After a month, weighing only 90 pounds, Spaceman had recovered enough to leave the hospital. He then got together with Mark Farrow to design the album artwork.
“We decided to make some of the [insert] artwork using the catheters from the hospital; the IV drone coming through an illness that nearly killed him. He liked the pun as well, obviously,” Farrow says, laughing. “And I don’t blame him. It’s a very good one. Rather than pills, he sat for weeks on end in bed with all these things hanging out of them. They’re beautiful things.

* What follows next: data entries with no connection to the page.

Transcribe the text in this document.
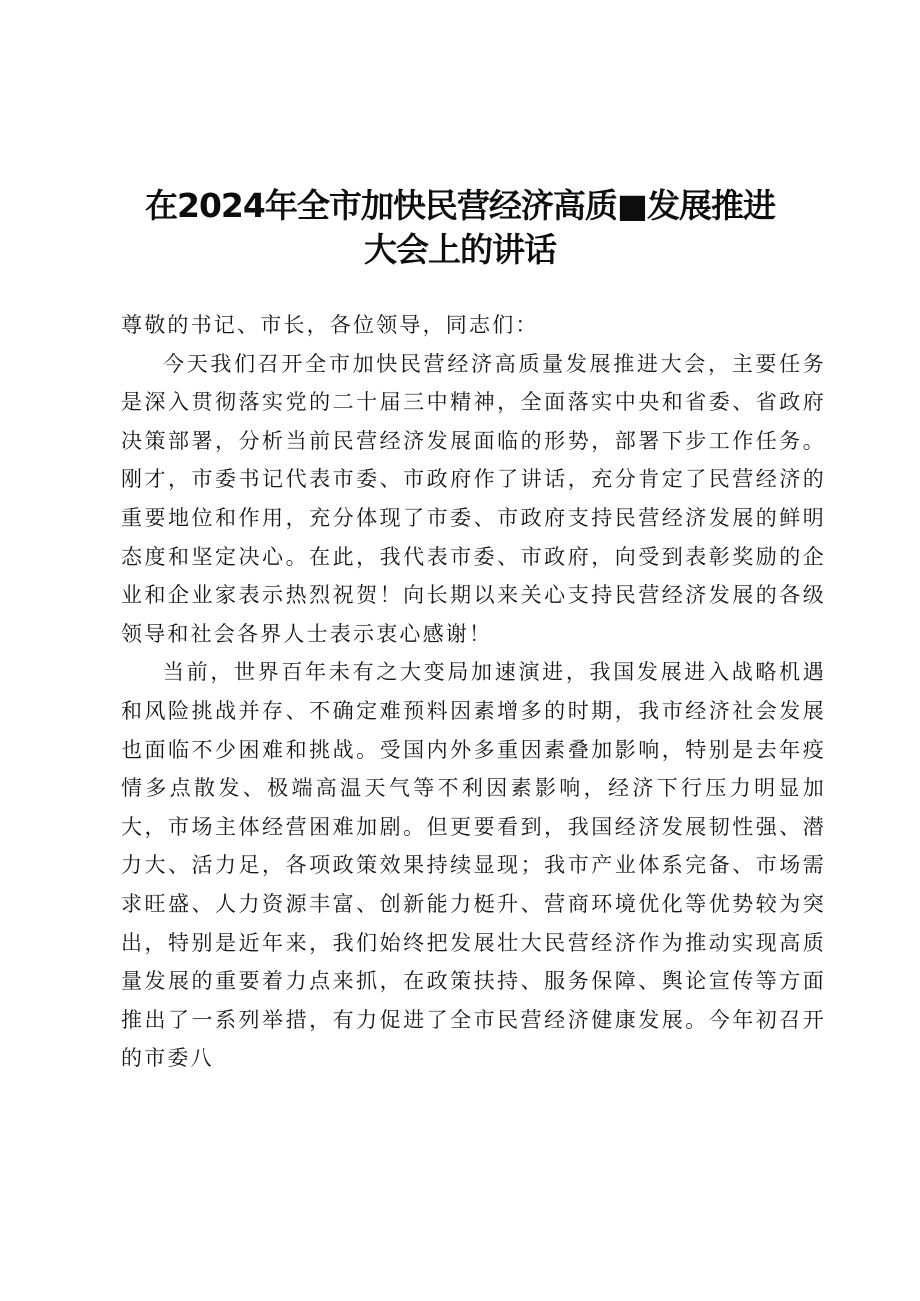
在2024年全市加快民营经济高质■发展推进
大会上的讲话

尊敬的书记、市长，各位领导，同志们：

今天我们召开全市加快民营经济高质量发展推进大会，主要任务是深入贯彻落实党的二十届三中精神，全面落实中央和省委、省政府决策部署，分析当前民营经济发展面临的形势，部署下步工作任务。刚才，市委书记代表市委、市政府作了讲话，充分肯定了民营经济的重要地位和作用，充分体现了市委、市政府支持民营经济发展的鲜明态度和坚定决心。在此，我代表市委、市政府，向受到表彰奖励的企业和企业家表示热烈祝贺！向长期以来关心支持民营经济发展的各级领导和社会各界人士表示衷心感谢！

当前，世界百年未有之大变局加速演进，我国发展进入战略机遇和风险挑战并存、不确定难预料因素增多的时期，我市经济社会发展也面临不少困难和挑战。受国内外多重因素叠加影响，特别是去年疫情多点散发、极端高温天气等不利因素影响，经济下行压力明显加大，市场主体经营困难加剧。但更要看到，我国经济发展韧性强、潜力大、活力足，各项政策效果持续显现；我市产业体系完备、市场需求旺盛、人力资源丰富、创新能力梃升、营商环境优化等优势较为突出，特别是近年来，我们始终把发展壮大民营经济作为推动实现高质量发展的重要着力点来抓，在政策扶持、服务保障、舆论宣传等方面推出了一系列举措，有力促进了全市民营经济健康发展。今年初召开的市委八
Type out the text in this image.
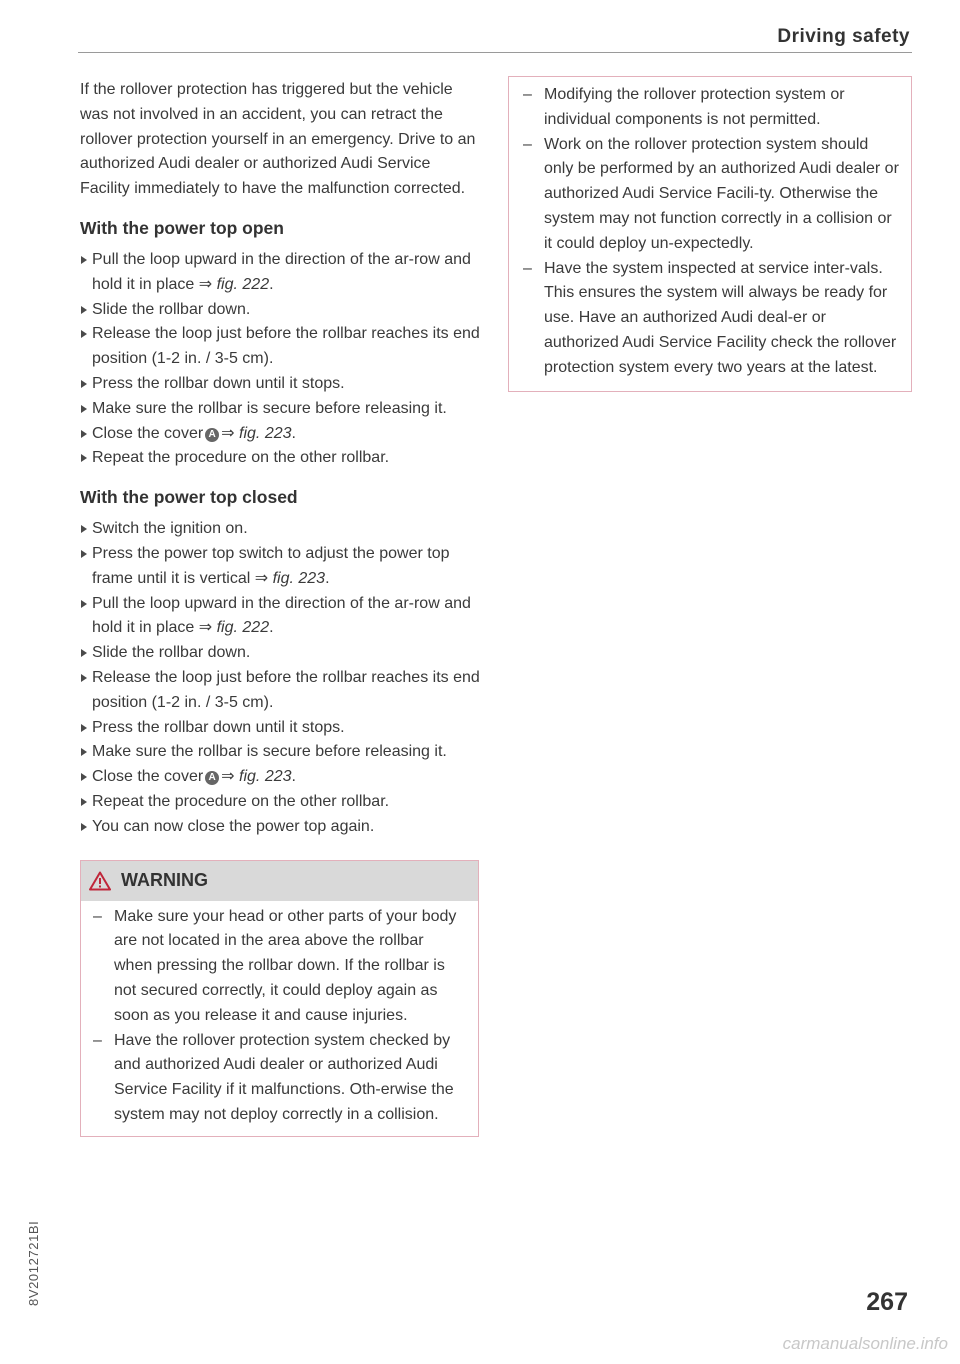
Driving safety

If the rollover protection has triggered but the vehicle was not involved in an accident, you can retract the rollover protection yourself in an emergency. Drive to an authorized Audi dealer or authorized Audi Service Facility immediately to have the malfunction corrected.

With the power top open
Pull the loop upward in the direction of the ar-row and hold it in place ⇒ fig. 222.
Slide the rollbar down.
Release the loop just before the rollbar reaches its end position (1-2 in. / 3-5 cm).
Press the rollbar down until it stops.
Make sure the rollbar is secure before releasing it.
Close the cover A ⇒ fig. 223.
Repeat the procedure on the other rollbar.
With the power top closed
Switch the ignition on.
Press the power top switch to adjust the power top frame until it is vertical ⇒ fig. 223.
Pull the loop upward in the direction of the ar-row and hold it in place ⇒ fig. 222.
Slide the rollbar down.
Release the loop just before the rollbar reaches its end position (1-2 in. / 3-5 cm).
Press the rollbar down until it stops.
Make sure the rollbar is secure before releasing it.
Close the cover A ⇒ fig. 223.
Repeat the procedure on the other rollbar.
You can now close the power top again.
WARNING
– Make sure your head or other parts of your body are not located in the area above the rollbar when pressing the rollbar down. If the rollbar is not secured correctly, it could deploy again as soon as you release it and cause injuries.
– Have the rollover protection system checked by and authorized Audi dealer or authorized Audi Service Facility if it malfunctions. Oth-erwise the system may not deploy correctly in a collision.
– Modifying the rollover protection system or individual components is not permitted.
– Work on the rollover protection system should only be performed by an authorized Audi dealer or authorized Audi Service Facili-ty. Otherwise the system may not function correctly in a collision or it could deploy un-expectedly.
– Have the system inspected at service inter-vals. This ensures the system will always be ready for use. Have an authorized Audi deal-er or authorized Audi Service Facility check the rollover protection system every two years at the latest.
8V2012721BI	267
carmanualsonline.info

People normally flinch away from them.”
“There’s been less volcanoes and helicopters since the trip to the emergency ward,” Spaceman says of the Songs in A&E era, but he did shoot one more stunt video after recovering—on a frozen lake in Iceland for “Soul on Fire,” visuals set in the otherworldly majesty of the Northern Lights. “The Northern Lights...they’re almost, like, there for you alone. Fireworks are, comparatively, a communal thing, and maybe an eclipse is like that as well, but Northern Lights are a singular thing, a kind of mushroom event. They’re lowering these strange curtains to you alone. It’s most extraordinary,” he explains. “That’s a musical thing as well. The music I really love is music that feels like it’s there for me. Like with pharmaceutical packaging, your name is on it, and it’s only for you. You shouldn’t really share.”
One of Spaceman’s closest friends and collaborators is musician and jazz aficionado John Coxon of the band Spring Heel Jack. Rough Trade’s Jeanette Lee, formerly of Public Image Limited and manager to Pulp’s Jarvis Cocker, introduced Coxon to Spaceman in the period between Spiritualized’s second album, 1995’s Pure Phase, and 1997’s Ladies and Gentlemen.
“What is Spiritualized about and what is it doing? Well, that’s the big fucking mystery. What are you doing?” Coxon asks over the phone from Atlantis Records, his store in Hackney. “The Spaceman persona is a little bit like Sun Ra. Sonny Blount used that persona as an allegorical expression of his outsider feelings, but Jason uses the Spaceman as a mask that empowers expression of tenderness, love, and ecstasy. It allows him to express deeply personal things that touch a lot of people. Jason is an incredibly sensitive person, but he’s able to elevate these private feelings, artistically, in a generally empathetic way.... He’s saying, ‘Help me, Lord, help me, Jesus,’ whatever.”
On the West Coast tour, from the L.A Fonda Theater to an old cinema in Santa Cruz to Coachella with a tentful of teenagers rolling on Molly, Spaceman sat still as ever, tapping his foot, bathed in the lights, mute between songs.
“He’s always been somebody who’s been very, very, very concerned about how his live show is going to be enjoyed,” Larthe says. “He doesn’t talk on stage, not because he’s haughty but because he’s shy. I suppose he must do this because otherwise he’s got no way of expressing how he feels in his own skin, and sometimes he’s not very happy in it.”
That’s something everyone can relate to. “He can’t let go of these feelings and thoughts, even though what he thinks about is so deeply emotional and personal,” she continues. “You know, it’s like in male suicide, for instance. It’s something like 10 to 1 [when compared with] women. You think, if he hadn’t found this, what would have happened to him? They say religion is for people who believe in hell and spirituality, or Spiritualized, in this case, is for people who’ve been there.”